In 1947 three sisters of the Society of Saint Margaret moved to Walsingham to assist at the shrine. The Priory of Our Lady, Walsingham, was founded in 1955 as a daughter priory and gained independence as an autonomous house of the order in 1994. The sisters welcome guests and work in the shrine; they are also involved in educational work.

==Associated groups==
Beyond the staff (who include a resident community and external day staff) several groups are officially associated with the life of the shrine. These include:
- The Association of Priests Associate of the Holy House: Founded in 1931, this is an association of priests who undertake to offer Mass for the shrine and who enjoy certain privileges at the shrine; the superior general of the association is, ex officio, the priest administrator of the shrine; since December 2011 full membership has also been available to permanent deacons, as Deacons Associate of the Holy House; it has around 2,000 members. The Guardians maintain the discipline of reserving sacramental ministry in the Shrine to male priests who have been ordained to the diaconate and to the priesthood by a male bishop at whose episcopal ordination a male bishop, himself ordained in the historic apostolic succession of bishops, presided. All priest associates must hold an active license to officiate from a Diocesan Bishop in a church which is a member of or in full communion with the Anglican Communion. A membership badge is worn, distinguished by a dark blue enamel background for priests and light blue for deacons.
- The Society of Our Lady of Walsingham: Members meet in local cells around the world and pray for the life of the shrine; it was founded in 1925; the superior general of the society is, ex officio, the priest administrator of the shrine; members commit to the daily recitation of the Angelus as an act of remembrance of the shrine.
- The Order of Our Lady of Walsingham: Founded in 1953, its members (originally known as "dames" if women, "clerks" if priests, or "lay clerks" if laymen) are admitted as a reward for service to the shrine; they have special privileges at Walsingham and meet in annual chapter; since 2000 both women and men, lay or ordained, are simply styled "member" of the order; the previously complex regalia has also been replaced with a simple cross and collarette for all members. Membership is limited, at around 60 people.
- The College of Guardians of the Holy House: The guardians hold capitular responsibility for the governing of the shrine; there are 20 guardians, ordained and lay, one of whom is elected as master; they have distinctive regalia, including a collarette with star and a blue velvet mantle; they are trustees of the shrine and its registered charity; in addition to the 20 there is also a small number of honorary guardians.

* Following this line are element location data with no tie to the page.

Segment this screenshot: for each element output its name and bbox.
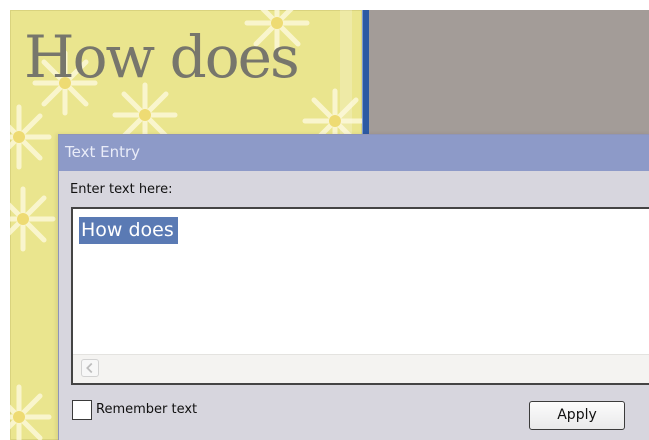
dialog-titlebar[interactable]: Text Entry [59,135,649,171]
scroll-left-button[interactable] [81,359,99,377]
flower-icon [10,102,54,172]
flower-icon [10,184,58,254]
page-title-text[interactable]: How does [24,28,300,86]
chevron-left-icon [86,362,93,374]
remember-text-checkbox[interactable] [72,400,92,420]
apply-button[interactable]: Apply [529,401,625,430]
screen: How does Text Entry Enter text here: How… [0,0,649,440]
text-entry-field[interactable]: How does [71,207,649,385]
dialog-title: Text Entry [65,143,141,161]
prompt-label: Enter text here: [70,182,173,197]
horizontal-scrollbar[interactable] [73,354,649,383]
selected-text[interactable]: How does [79,217,178,244]
remember-text-label[interactable]: Remember text [96,402,197,417]
flower-icon [10,382,54,440]
text-entry-dialog: Text Entry Enter text here: How does Rem… [58,134,649,440]
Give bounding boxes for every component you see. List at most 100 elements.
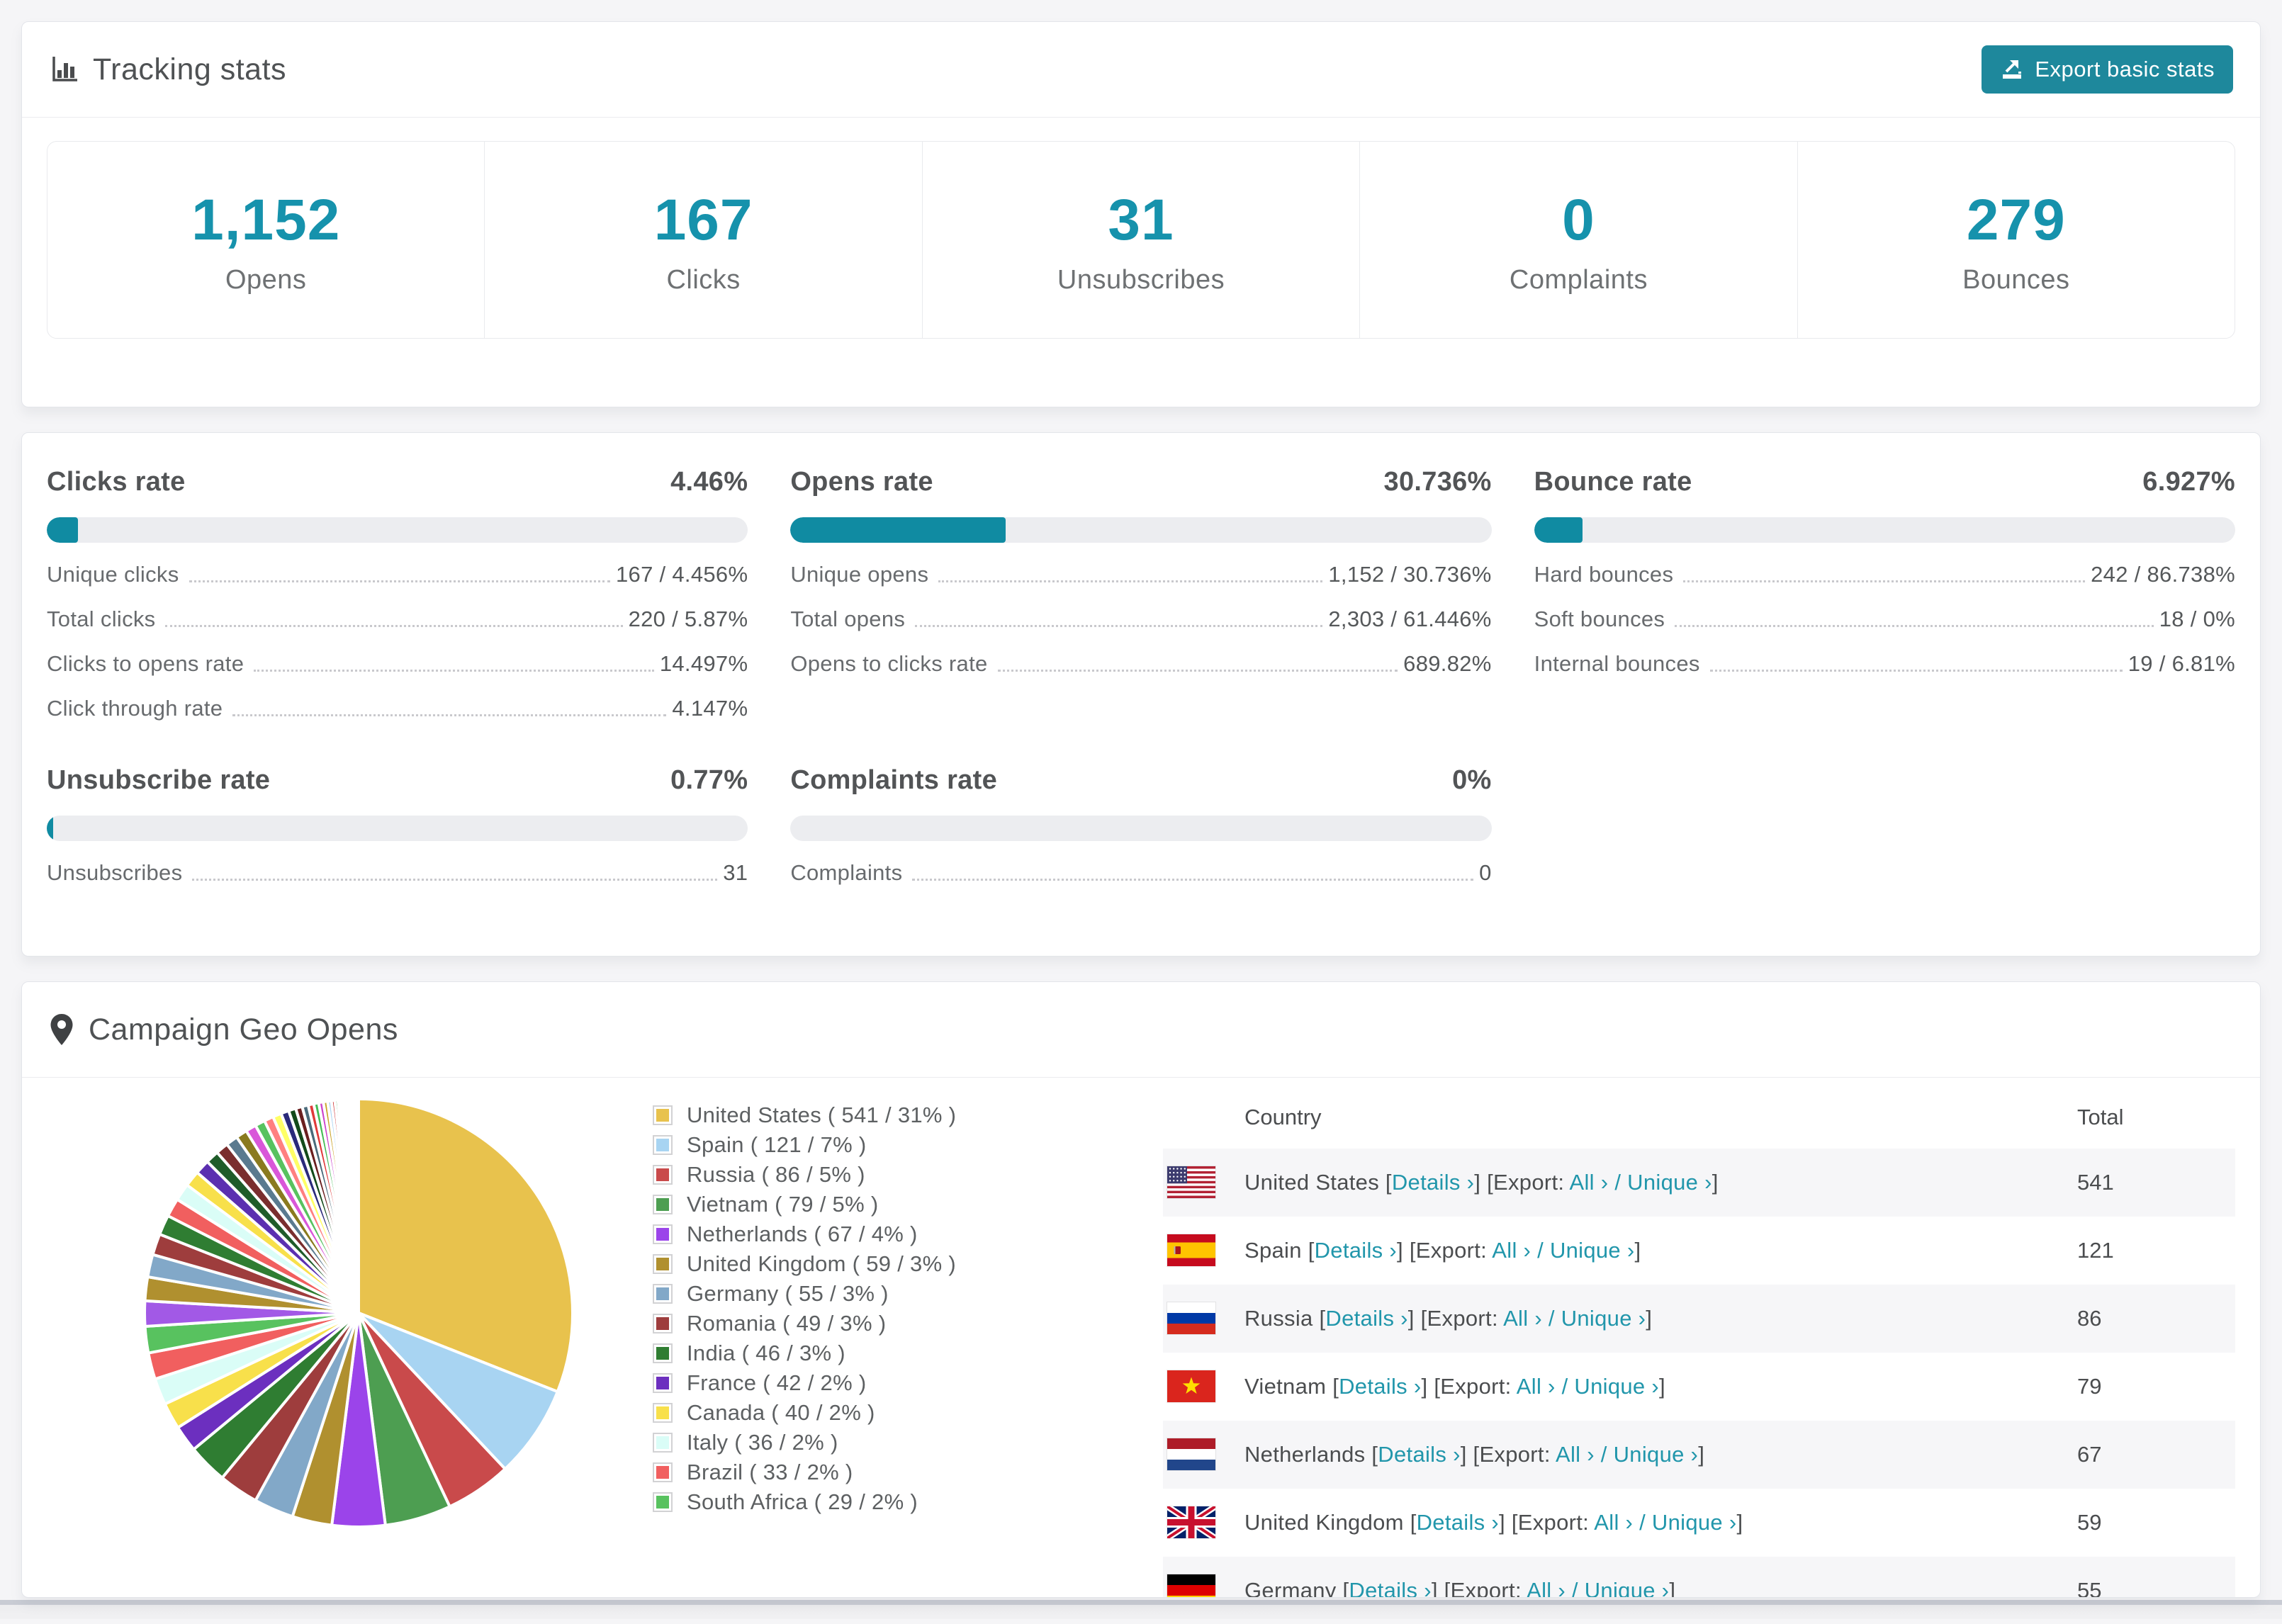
summary-value: 0	[1562, 188, 1595, 252]
rate-value: 6.927%	[2142, 467, 2235, 497]
total-cell: 55	[2077, 1578, 2102, 1598]
legend-item: Netherlands ( 67 / 4% )	[653, 1219, 956, 1249]
export-all-link[interactable]: All ›	[1527, 1578, 1566, 1597]
total-cell: 121	[2077, 1238, 2114, 1263]
table-row-united-states: United States [Details ›] [Export: All ›…	[1163, 1149, 2235, 1217]
legend-color	[656, 1258, 669, 1270]
legend-label: Vietnam ( 79 / 5% )	[687, 1192, 879, 1217]
country-name: Russia	[1244, 1306, 1320, 1331]
legend-color	[656, 1287, 669, 1300]
tracking-stats-header: Tracking stats Export basic stats	[22, 22, 2260, 117]
rate-progress-fill	[1534, 517, 1583, 543]
legend-color	[656, 1466, 669, 1479]
legend-item: Spain ( 121 / 7% )	[653, 1130, 956, 1160]
bracket: ] [	[1421, 1374, 1441, 1399]
rate-detail-row: Unique opens 1,152 / 30.736%	[790, 562, 1491, 587]
details-link[interactable]: Details ›	[1349, 1578, 1431, 1597]
rate-detail-row: Unique clicks 167 / 4.456%	[47, 562, 748, 587]
rates-card: Clicks rate 4.46% Unique clicks 167 / 4.456…	[21, 432, 2261, 957]
export-unique-link[interactable]: Unique ›	[1561, 1306, 1646, 1331]
country-name: Germany	[1244, 1578, 1343, 1598]
details-link[interactable]: Details ›	[1392, 1170, 1474, 1195]
export-all-link[interactable]: All ›	[1517, 1374, 1556, 1399]
export-unique-link[interactable]: Unique ›	[1614, 1442, 1699, 1467]
export-all-link[interactable]: All ›	[1570, 1170, 1609, 1195]
details-link[interactable]: Details ›	[1417, 1510, 1499, 1535]
export-all-link[interactable]: All ›	[1503, 1306, 1542, 1331]
legend-color	[656, 1109, 669, 1122]
country-cell: Vietnam [Details ›] [Export: All › / Uni…	[1244, 1374, 1665, 1399]
rate-block-unsubscribe-rate: Unsubscribe rate 0.77% Unsubscribes 31	[47, 765, 748, 886]
export-all-link[interactable]: All ›	[1594, 1510, 1633, 1535]
export-all-link[interactable]: All ›	[1492, 1238, 1531, 1263]
rate-progress-bar	[790, 517, 1492, 543]
summary-cell-bounces: 279 Bounces	[1797, 142, 2235, 338]
slash: /	[1541, 1306, 1561, 1331]
legend-item: United Kingdom ( 59 / 3% )	[653, 1249, 956, 1279]
details-link[interactable]: Details ›	[1325, 1306, 1407, 1331]
table-row-russia: Russia [Details ›] [Export: All › / Uniq…	[1163, 1285, 2235, 1353]
legend-label: United States ( 541 / 31% )	[687, 1103, 957, 1127]
export-basic-stats-button[interactable]: Export basic stats	[1982, 45, 2233, 94]
detail-label: Hard bounces	[1534, 562, 1674, 587]
slash: /	[1555, 1374, 1575, 1399]
legend-label: Spain ( 121 / 7% )	[687, 1132, 867, 1157]
export-unique-link[interactable]: Unique ›	[1574, 1374, 1659, 1399]
summary-value: 31	[1108, 188, 1174, 252]
export-all-link[interactable]: All ›	[1556, 1442, 1595, 1467]
bracket: ] [	[1397, 1238, 1416, 1263]
country-name: Netherlands	[1244, 1442, 1372, 1467]
detail-value: 4.147%	[672, 696, 748, 721]
bracket: ] [	[1460, 1442, 1480, 1467]
summary-label: Opens	[225, 265, 307, 295]
export-unique-link[interactable]: Unique ›	[1627, 1170, 1712, 1195]
details-link[interactable]: Details ›	[1378, 1442, 1460, 1467]
detail-label: Internal bounces	[1534, 651, 1700, 676]
flag-vn-icon	[1167, 1370, 1215, 1402]
legend-color	[656, 1496, 669, 1509]
table-row-germany: Germany [Details ›] [Export: All › / Uni…	[1163, 1557, 2235, 1598]
flag-ru-icon	[1167, 1302, 1215, 1334]
rate-detail-row: Unsubscribes 31	[47, 860, 748, 886]
rate-value: 4.46%	[670, 467, 748, 497]
export-unique-link[interactable]: Unique ›	[1550, 1238, 1635, 1263]
bracket: [	[1332, 1374, 1339, 1399]
rate-progress-bar	[47, 517, 748, 543]
details-link[interactable]: Details ›	[1315, 1238, 1397, 1263]
export-unique-link[interactable]: Unique ›	[1585, 1578, 1670, 1597]
flag-es-icon	[1167, 1234, 1215, 1266]
legend-color	[656, 1347, 669, 1360]
detail-value: 689.82%	[1403, 651, 1492, 676]
detail-label: Total clicks	[47, 607, 156, 631]
legend-label: Canada ( 40 / 2% )	[687, 1400, 875, 1425]
legend-item: Romania ( 49 / 3% )	[653, 1309, 956, 1338]
dotted-leader	[997, 670, 1398, 672]
detail-value: 2,303 / 61.446%	[1328, 607, 1492, 631]
geo-header: Campaign Geo Opens	[22, 982, 2260, 1077]
legend-color-chip	[653, 1492, 673, 1512]
geo-opens-card: Campaign Geo Opens United States ( 541 /…	[21, 981, 2261, 1598]
summary-value: 1,152	[191, 188, 341, 252]
slash: /	[1633, 1510, 1652, 1535]
rate-header: Clicks rate 4.46%	[47, 467, 748, 497]
bracket: [	[1308, 1238, 1315, 1263]
detail-value: 1,152 / 30.736%	[1328, 562, 1492, 587]
rate-block-opens-rate: Opens rate 30.736% Unique opens 1,152 / 30.…	[790, 467, 1492, 721]
geo-table-rows: United States [Details ›] [Export: All ›…	[1163, 1149, 2235, 1598]
details-link[interactable]: Details ›	[1339, 1374, 1421, 1399]
bracket: ]	[1736, 1510, 1743, 1535]
dotted-leader	[232, 714, 667, 716]
rate-value: 0.77%	[670, 765, 748, 795]
legend-item: Brazil ( 33 / 2% )	[653, 1457, 956, 1487]
flag-nl-icon	[1167, 1438, 1215, 1470]
rate-title: Bounce rate	[1534, 467, 1692, 497]
dotted-leader	[912, 879, 1474, 881]
legend-color	[656, 1168, 669, 1181]
country-cell: Spain [Details ›] [Export: All › / Uniqu…	[1244, 1238, 1641, 1263]
legend-label: Romania ( 49 / 3% )	[687, 1311, 887, 1336]
rate-title: Clicks rate	[47, 467, 186, 497]
detail-value: 220 / 5.87%	[628, 607, 748, 631]
export-unique-link[interactable]: Unique ›	[1652, 1510, 1737, 1535]
rate-block-bounce-rate: Bounce rate 6.927% Hard bounces 242 / 86.73…	[1534, 467, 2235, 721]
table-row-united-kingdom: United Kingdom [Details ›] [Export: All …	[1163, 1489, 2235, 1557]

==List of priest administrators==
- Fr Alfred Hope Patten SSC (1938 to 1958); founder and first priest administrator
- Fr John Colin Stephenson (1958 to 1968)
- Fr Charles David Smith (1968 to 1972)
- Fr Alan Vincent Careful (1973 to 1981)
- Canon Christopher Colven (1981 to 1986)
- Fr Roy Fellows (1987 to 1993)
- Fr Martin Warner SSC (1993 to 2002)
- Fr Philip North CMP (2002 to 2008)
- The Rt Revd Lindsay Urwin OGS (2009 to 2015); previously Bishop of Horsham
- Fr Kevin Smith SSC (2016 to 2024)
- Fr Ben Eadon CMP (2024 to present)

==Heraldry==

Argent upon a cross sable, five lilies of the first slipped and seeded proper; a canton azure, charged with a Holy House or. Upon a helm mantling of the colours, and crest, issuing from a celestial crown of 12 points and stars, or, three lilies argent seeded or. Motto: Domus Dei: porta caeli.

Since 1945, the College of Guardians has been authorised to use the arms granted by the College of Arms. These arms pay homage to those of the former priory with the distinguishing mark of the Holy House as the abbey grounds are not associated with either shrine.